To help bridge this gap, additional information on health outcomes can be found in the patient’s insurance claims or billing record. Such databases provide a rich source of information for all healthcare-related incidents and interventions the patient has experienced that were submitted to the health plan for reimbursement. By linking outcomes data found in claims databases with deep phenotyping information found in EHR data, today’s advanced RWE studies are able to yield high-validity, highly accurate clinical findings.

What’s at stake
Studies based on advanced RWE enable better clinical care and enable physicians to prescribe the most appropriate therapy among several competing options that may be available in the same therapy class — based on improved knowledge of how that therapy performs in different patient subgroups that may have not been adequately represented in the underlying trial. The ability to reliably connect rich phenotyping information that can be found in the EHR data, with additional outcomes-related insights that can be found in the claims database, creates many opportunities to provide more tailored prescribing and improve overall health outcomes.

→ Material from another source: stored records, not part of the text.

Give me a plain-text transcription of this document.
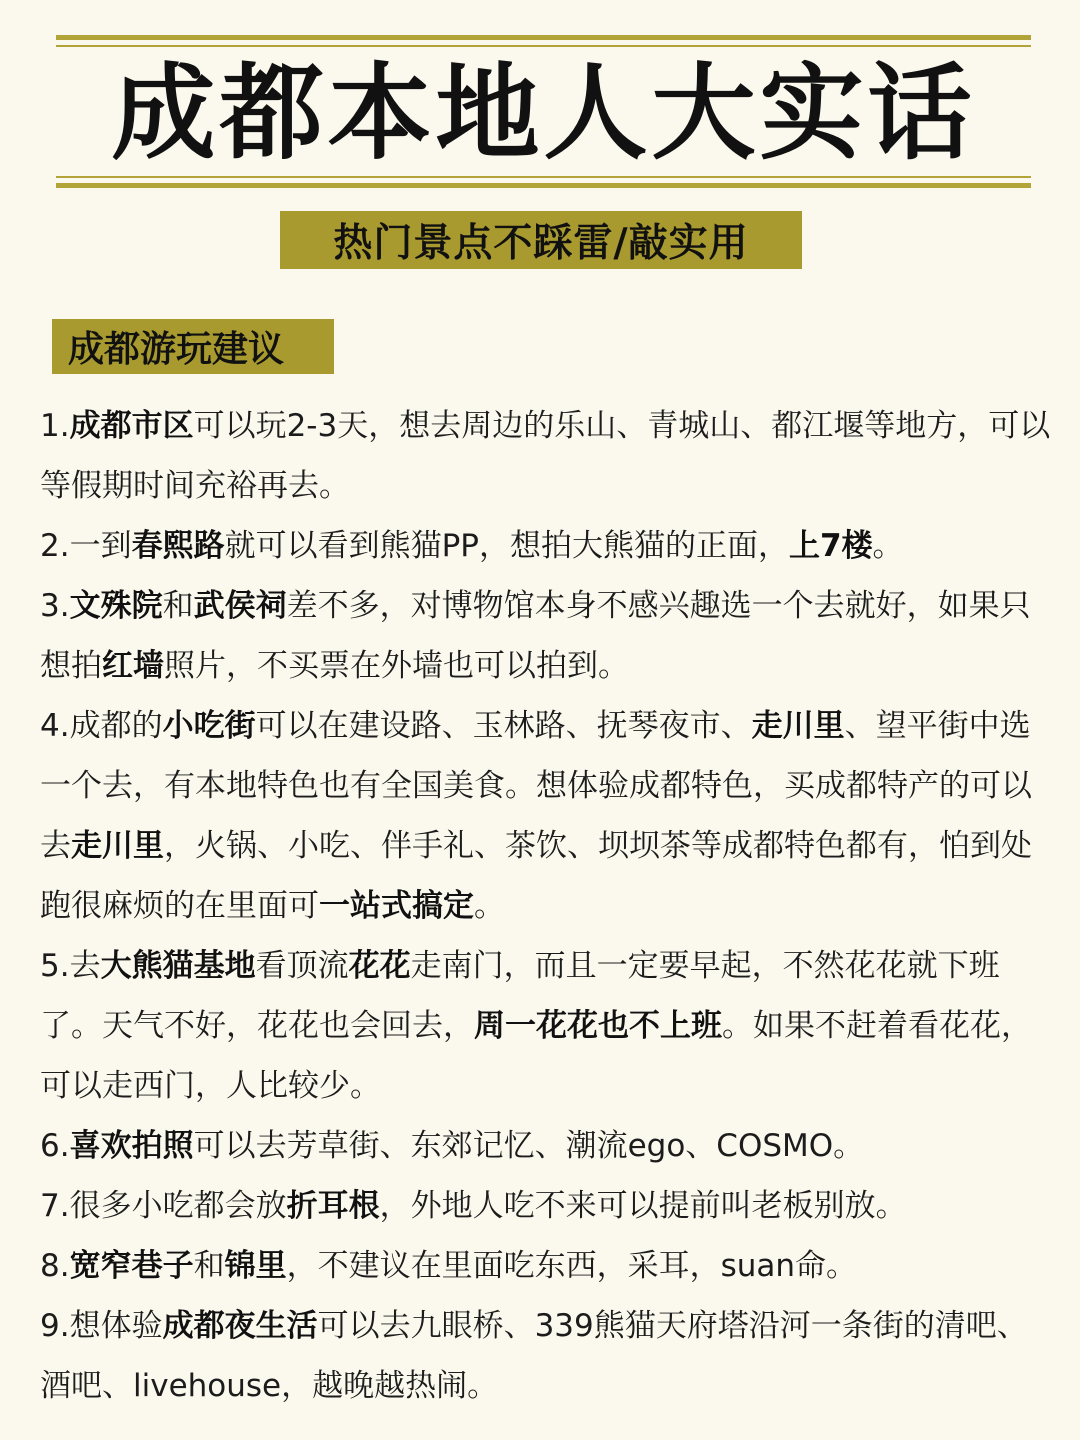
成都本地人大实话
热门景点不踩雷/敲实用
成都游玩建议

1.成都市区可以玩2-3天，想去周边的乐山、青城山、都江堰等地方，可以等假期时间充裕再去。

2.一到春熙路就可以看到熊猫PP，想拍大熊猫的正面，上7楼。

3.文殊院和武侯祠差不多，对博物馆本身不感兴趣选一个去就好，如果只想拍红墙照片，不买票在外墙也可以拍到。

4.成都的小吃街可以在建设路、玉林路、抚琴夜市、走川里、望平街中选一个去，有本地特色也有全国美食。想体验成都特色，买成都特产的可以去走川里，火锅、小吃、伴手礼、茶饮、坝坝茶等成都特色都有，怕到处跑很麻烦的在里面可一站式搞定。

5.去大熊猫基地看顶流花花走南门，而且一定要早起，不然花花就下班了。天气不好，花花也会回去，周一花花也不上班。如果不赶着看花花，可以走西门，人比较少。

6.喜欢拍照可以去芳草街、东郊记忆、潮流ego、COSMO。

7.很多小吃都会放折耳根，外地人吃不来可以提前叫老板别放。

8.宽窄巷子和锦里，不建议在里面吃东西，采耳，suan命。

9.想体验成都夜生活可以去九眼桥、339熊猫天府塔沿河一条街的清吧、酒吧、livehouse，越晚越热闹。
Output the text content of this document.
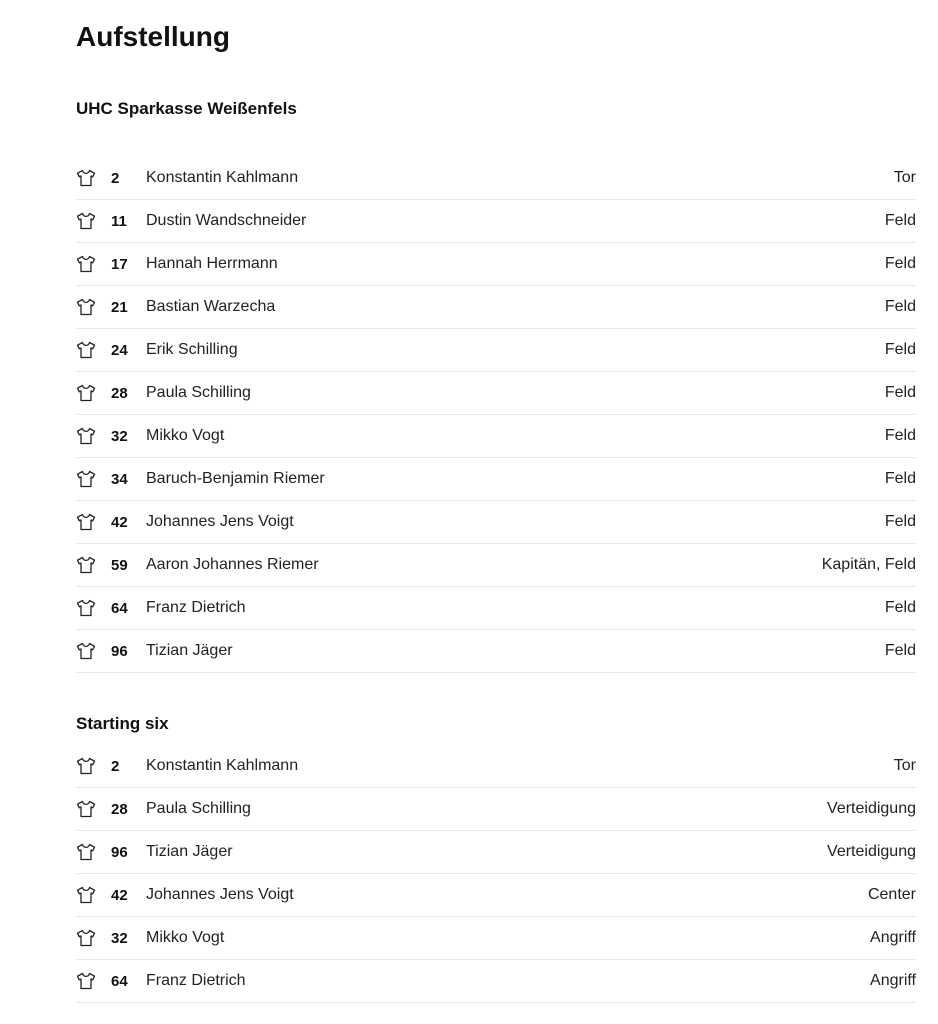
Aufstellung
UHC Sparkasse Weißenfels
2	Konstantin Kahlmann	Tor
11	Dustin Wandschneider	Feld
17	Hannah Herrmann	Feld
21	Bastian Warzecha	Feld
24	Erik Schilling	Feld
28	Paula Schilling	Feld
32	Mikko Vogt	Feld
34	Baruch-Benjamin Riemer	Feld
42	Johannes Jens Voigt	Feld
59	Aaron Johannes Riemer	Kapitän, Feld
64	Franz Dietrich	Feld
96	Tizian Jäger	Feld
Starting six
2	Konstantin Kahlmann	Tor
28	Paula Schilling	Verteidigung
96	Tizian Jäger	Verteidigung
42	Johannes Jens Voigt	Center
32	Mikko Vogt	Angriff
64	Franz Dietrich	Angriff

But this design and execution process brings a variety of data-analytics challenges in terms of processing, accuracy determination, alignment, privacy and data security. To address some of these needs, artificial intelligence (AI) can be applied, to extract the relevant information needed for the clinical study and create the most appropriate subset of patient records that meets the RWE study criteria. Then, the model can run small-scale tests to confirm the accuracy of the protocol standards before the larger-scale study is conducted.

This process allows the study designers to access the most relevant and accurate data — specifically assembling data that is “fit for purpose.” For example, if a given study protocol calls for 80 percent accuracy, the use of deep phenotyping to collate real-world data from the most appropriate patients (those that meet the study criteria) would allow for improved overall accuracy. Marrying this more robust source data with linked outcomes data from the claims database, then using an AI model augmented by natural language processing techniques, enables a strong feedback loop that verifies the required level of accuracy.

When advanced RWE studies can demonstrate that a specific therapy has a higher effectiveness in a particular patient sub-group, patients in that subgroup have access to that option as the standard of care. The approach described here — broader use of advanced RWE studies that are explicitly designed to include deep phenotyping and linked outcomes using AI to enable comparative effectiveness — provides a path forward in healthcare.

This approach creates not just an incremental improvement in healthcare but a disruptive change for the better to inform the standard of care for patients and physicians to improve prescribing. Doing so ensures the best treatment possible, minimizes disease progression, and promotes optimal health outcomes. Patients deserve nothing less, and the approach has broader business and financial implications as well, because deeper clinical insights based on actual treatment data support helps to inform drug-pricing, formulary-placement, and reimbursement decision making.

Dan Riskin is the founder and CEO of Verantos, which specializes in providing high-validity, real-world evidence for clinical, regulatory and reimbursement purposes.